If bibliometrics were a form of content analysis, it would fit within Berelson’s “objective, systematic, and quantitative, and manifest” definition. It would belong to Janowitz’s fourth category of monitoring the number or types of messages in a communication channel. Bibliometrics is quantitative to a fault and does not impute motives or effects to the participants in a scientific communication network. It monitors the number and types of messages in various channels such as journals, annual reviews and handbooks, and conferences. It is used to quantify levels of scientific activity and to identify linkages among individuals and groups in the network. (Paisley, 1989: 704) C’est ainsi que, selon Paisley, la bibliométrie est similaire à deux formes d’analyse de contenu, notamment : « news flow analysis and coverage analysis, [… because they …] can in fact be labelled flow and coverage » (Paisley, 1989: 707). Ces deux formes de l’analyse de contenu jouent le même rôle dans la recherche en communication que la bibliométrie dans la recherche sur la communication scientifique.

Dans les études en communication scientifique ainsi que dans la recherche en communication, « bibliometrics has focused on extrinsic facts about publication, broadcast, and another forms of communication » (Paisley, 1989: 707). Par exemple, un article est codé en fonction de la date et du lieu où il a été publié, de l’identité et de l’affiliation de l’auteur, des autres articles qui le citent, etc. Alors que : « Intrinsic content of the article is thought to be the domain of content analyses because of the need to develop coding categories based on a theory of the relationship of the text to intentions, effects, and the symbolic environment » (Paisley, 1989: 707).

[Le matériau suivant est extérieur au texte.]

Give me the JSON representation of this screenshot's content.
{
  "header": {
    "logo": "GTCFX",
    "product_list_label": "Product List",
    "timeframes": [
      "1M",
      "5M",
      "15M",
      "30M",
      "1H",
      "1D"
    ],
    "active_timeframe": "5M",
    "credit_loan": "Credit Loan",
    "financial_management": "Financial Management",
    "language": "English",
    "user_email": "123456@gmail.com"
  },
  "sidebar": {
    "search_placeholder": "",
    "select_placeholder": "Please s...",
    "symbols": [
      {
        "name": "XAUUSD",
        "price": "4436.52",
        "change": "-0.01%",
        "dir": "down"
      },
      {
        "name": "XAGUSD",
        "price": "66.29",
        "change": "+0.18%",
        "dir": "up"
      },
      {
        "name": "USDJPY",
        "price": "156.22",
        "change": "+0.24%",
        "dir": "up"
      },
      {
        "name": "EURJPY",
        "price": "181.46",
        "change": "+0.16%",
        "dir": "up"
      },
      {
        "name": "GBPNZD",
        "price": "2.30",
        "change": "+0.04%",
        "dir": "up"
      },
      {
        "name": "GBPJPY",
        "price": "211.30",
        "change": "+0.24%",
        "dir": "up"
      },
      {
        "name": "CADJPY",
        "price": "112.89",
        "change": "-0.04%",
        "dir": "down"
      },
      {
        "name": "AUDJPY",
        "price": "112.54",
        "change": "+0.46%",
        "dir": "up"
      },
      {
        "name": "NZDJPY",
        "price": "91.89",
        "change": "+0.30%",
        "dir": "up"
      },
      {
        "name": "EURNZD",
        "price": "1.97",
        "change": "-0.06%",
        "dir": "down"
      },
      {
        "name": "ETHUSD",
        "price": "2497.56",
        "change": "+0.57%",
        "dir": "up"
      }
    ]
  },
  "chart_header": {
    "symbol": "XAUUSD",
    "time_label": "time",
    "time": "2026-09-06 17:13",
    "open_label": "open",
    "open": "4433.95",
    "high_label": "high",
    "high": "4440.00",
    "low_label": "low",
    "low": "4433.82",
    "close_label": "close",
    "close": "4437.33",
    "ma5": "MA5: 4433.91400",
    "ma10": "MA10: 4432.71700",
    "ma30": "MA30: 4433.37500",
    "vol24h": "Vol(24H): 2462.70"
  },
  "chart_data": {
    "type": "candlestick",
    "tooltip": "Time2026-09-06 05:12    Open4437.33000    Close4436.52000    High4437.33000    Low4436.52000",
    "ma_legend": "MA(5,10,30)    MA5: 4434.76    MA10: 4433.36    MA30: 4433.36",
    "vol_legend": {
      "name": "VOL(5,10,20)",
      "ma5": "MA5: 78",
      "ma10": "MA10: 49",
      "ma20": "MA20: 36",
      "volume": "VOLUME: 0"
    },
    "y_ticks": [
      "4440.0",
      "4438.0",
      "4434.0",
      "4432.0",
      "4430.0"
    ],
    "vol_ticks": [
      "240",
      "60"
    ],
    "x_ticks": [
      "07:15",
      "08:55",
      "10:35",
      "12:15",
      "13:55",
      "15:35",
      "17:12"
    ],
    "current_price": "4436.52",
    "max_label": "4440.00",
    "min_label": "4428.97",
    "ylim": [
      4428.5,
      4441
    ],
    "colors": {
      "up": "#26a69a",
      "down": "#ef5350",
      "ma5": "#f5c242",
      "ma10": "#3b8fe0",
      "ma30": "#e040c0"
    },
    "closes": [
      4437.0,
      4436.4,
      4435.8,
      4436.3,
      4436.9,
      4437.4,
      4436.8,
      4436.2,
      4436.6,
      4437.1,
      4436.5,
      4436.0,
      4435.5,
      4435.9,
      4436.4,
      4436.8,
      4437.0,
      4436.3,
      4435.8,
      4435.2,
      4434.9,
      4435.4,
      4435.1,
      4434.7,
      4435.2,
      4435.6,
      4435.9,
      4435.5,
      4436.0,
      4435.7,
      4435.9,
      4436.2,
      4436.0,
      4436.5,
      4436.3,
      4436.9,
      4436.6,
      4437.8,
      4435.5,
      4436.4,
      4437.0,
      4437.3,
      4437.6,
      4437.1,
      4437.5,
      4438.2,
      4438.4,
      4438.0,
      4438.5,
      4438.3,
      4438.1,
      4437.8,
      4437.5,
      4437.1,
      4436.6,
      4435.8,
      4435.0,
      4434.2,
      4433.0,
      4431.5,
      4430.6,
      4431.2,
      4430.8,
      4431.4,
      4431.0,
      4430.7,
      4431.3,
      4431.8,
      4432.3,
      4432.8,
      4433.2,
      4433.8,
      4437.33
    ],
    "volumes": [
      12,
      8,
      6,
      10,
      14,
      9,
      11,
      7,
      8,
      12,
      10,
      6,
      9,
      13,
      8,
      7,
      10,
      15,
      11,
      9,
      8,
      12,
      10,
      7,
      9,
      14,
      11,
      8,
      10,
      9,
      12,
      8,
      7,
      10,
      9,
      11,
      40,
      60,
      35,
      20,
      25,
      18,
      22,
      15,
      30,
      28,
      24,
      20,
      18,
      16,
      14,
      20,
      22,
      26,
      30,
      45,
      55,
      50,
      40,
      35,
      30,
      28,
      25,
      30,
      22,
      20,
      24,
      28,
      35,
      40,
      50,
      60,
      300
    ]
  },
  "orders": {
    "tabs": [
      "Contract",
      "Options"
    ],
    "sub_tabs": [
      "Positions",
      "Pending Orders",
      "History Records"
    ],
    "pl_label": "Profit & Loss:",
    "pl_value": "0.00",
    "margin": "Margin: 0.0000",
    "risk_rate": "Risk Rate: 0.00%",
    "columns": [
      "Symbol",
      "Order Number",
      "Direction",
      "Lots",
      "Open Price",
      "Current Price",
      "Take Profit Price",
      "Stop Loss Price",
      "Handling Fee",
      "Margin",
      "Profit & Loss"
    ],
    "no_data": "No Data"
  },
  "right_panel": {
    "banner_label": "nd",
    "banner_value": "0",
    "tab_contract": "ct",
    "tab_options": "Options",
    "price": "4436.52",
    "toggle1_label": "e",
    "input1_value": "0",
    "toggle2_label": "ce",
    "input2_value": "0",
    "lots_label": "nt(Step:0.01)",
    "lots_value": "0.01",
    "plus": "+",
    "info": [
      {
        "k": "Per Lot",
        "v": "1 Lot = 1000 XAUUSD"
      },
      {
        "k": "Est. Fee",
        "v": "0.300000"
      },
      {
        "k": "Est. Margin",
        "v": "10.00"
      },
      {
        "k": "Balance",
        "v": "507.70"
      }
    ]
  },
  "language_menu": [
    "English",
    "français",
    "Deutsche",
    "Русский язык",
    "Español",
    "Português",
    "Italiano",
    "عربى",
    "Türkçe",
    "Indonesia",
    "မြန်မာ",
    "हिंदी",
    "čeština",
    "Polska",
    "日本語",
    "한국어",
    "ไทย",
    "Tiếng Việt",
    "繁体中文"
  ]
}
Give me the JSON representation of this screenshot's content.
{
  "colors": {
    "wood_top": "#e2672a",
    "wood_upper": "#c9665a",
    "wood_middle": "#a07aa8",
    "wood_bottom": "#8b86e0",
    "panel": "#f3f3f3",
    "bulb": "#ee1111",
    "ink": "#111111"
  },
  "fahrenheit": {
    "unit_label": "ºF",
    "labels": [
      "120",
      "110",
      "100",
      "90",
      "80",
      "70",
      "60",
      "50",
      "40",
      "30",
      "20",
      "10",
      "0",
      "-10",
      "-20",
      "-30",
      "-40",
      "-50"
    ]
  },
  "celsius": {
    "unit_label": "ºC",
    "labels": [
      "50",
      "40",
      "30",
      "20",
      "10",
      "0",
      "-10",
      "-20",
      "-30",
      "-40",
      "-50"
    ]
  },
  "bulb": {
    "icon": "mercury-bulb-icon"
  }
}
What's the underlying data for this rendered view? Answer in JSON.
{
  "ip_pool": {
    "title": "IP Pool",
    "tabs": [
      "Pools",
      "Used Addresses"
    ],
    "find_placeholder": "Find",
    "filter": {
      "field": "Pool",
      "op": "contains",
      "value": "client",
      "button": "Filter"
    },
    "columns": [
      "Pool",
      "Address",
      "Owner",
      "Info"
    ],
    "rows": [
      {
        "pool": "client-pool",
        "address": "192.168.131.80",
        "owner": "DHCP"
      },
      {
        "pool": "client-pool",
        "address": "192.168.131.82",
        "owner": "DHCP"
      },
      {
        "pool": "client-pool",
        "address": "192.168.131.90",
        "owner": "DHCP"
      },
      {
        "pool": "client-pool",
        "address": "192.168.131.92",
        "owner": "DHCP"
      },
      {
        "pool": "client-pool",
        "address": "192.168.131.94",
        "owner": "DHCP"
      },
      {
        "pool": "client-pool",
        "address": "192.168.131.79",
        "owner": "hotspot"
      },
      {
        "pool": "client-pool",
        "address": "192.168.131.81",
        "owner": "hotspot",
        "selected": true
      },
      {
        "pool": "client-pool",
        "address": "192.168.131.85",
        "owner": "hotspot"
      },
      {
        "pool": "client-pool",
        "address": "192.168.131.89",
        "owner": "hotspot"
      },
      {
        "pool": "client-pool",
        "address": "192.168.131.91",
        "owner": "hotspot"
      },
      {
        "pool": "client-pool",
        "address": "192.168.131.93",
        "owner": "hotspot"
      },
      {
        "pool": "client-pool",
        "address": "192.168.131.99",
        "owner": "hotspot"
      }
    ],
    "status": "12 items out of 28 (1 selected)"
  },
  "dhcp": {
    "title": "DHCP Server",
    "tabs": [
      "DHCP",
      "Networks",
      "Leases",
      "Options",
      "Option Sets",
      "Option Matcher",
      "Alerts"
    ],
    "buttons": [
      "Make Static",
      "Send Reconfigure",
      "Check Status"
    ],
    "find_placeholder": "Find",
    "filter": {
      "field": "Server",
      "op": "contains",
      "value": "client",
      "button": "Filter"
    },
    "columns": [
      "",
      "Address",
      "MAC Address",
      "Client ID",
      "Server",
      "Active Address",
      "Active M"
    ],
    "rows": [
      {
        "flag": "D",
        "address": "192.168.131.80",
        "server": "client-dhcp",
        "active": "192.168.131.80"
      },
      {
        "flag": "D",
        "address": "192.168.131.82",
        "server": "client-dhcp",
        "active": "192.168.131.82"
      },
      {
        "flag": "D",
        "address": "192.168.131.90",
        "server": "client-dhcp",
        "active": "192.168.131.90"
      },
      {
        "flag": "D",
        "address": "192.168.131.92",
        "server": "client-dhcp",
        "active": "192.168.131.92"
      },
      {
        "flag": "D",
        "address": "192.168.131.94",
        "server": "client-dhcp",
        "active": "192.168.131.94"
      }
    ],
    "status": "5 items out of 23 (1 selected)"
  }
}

C’est ainsi que la bibliométrie et l’analyse de contenu diffèrent lorsque seuls des humains, pas des techniques, peuvent demander de quoi parle l’article et quel est le sujet abordé.

The bibliometrician uses ascribed subject matter based on an author’s or indexer’s as recorded in the database. The content analyst may not be willing to use existing categories because their definitions and procedures are not clear or do not meet reliability and validity standards. An exception to this distinction is coverage analysis, where the possible imprecision of an article’s categorization is an acceptable price to pay for the large electronic sample. (Paisley, 1989: 707)

Pour Paisley, les frontières entre la bibliométrie et l’analyse de contenu vont être redéfinies dans un proche avenir grâce aux avancées dans le domaine des bases de données informatisées : « The coming windfall of electronic information may take us back to what McComack (1982) calls Lasswellian positivism » (Paisley, 1989: 708). Cependant, toujours d’après Paisley, « bibliometric studies focusing on indicators in electronic databases now present the same opportunities and problems that social scientists encountered when they began to work with social indicators. As before, it is possible to analyse many thousands of cases. Also as before, the internal validity of the findings must be buttressed with other measures and statistical analyses » (Paisley, 1989: 709).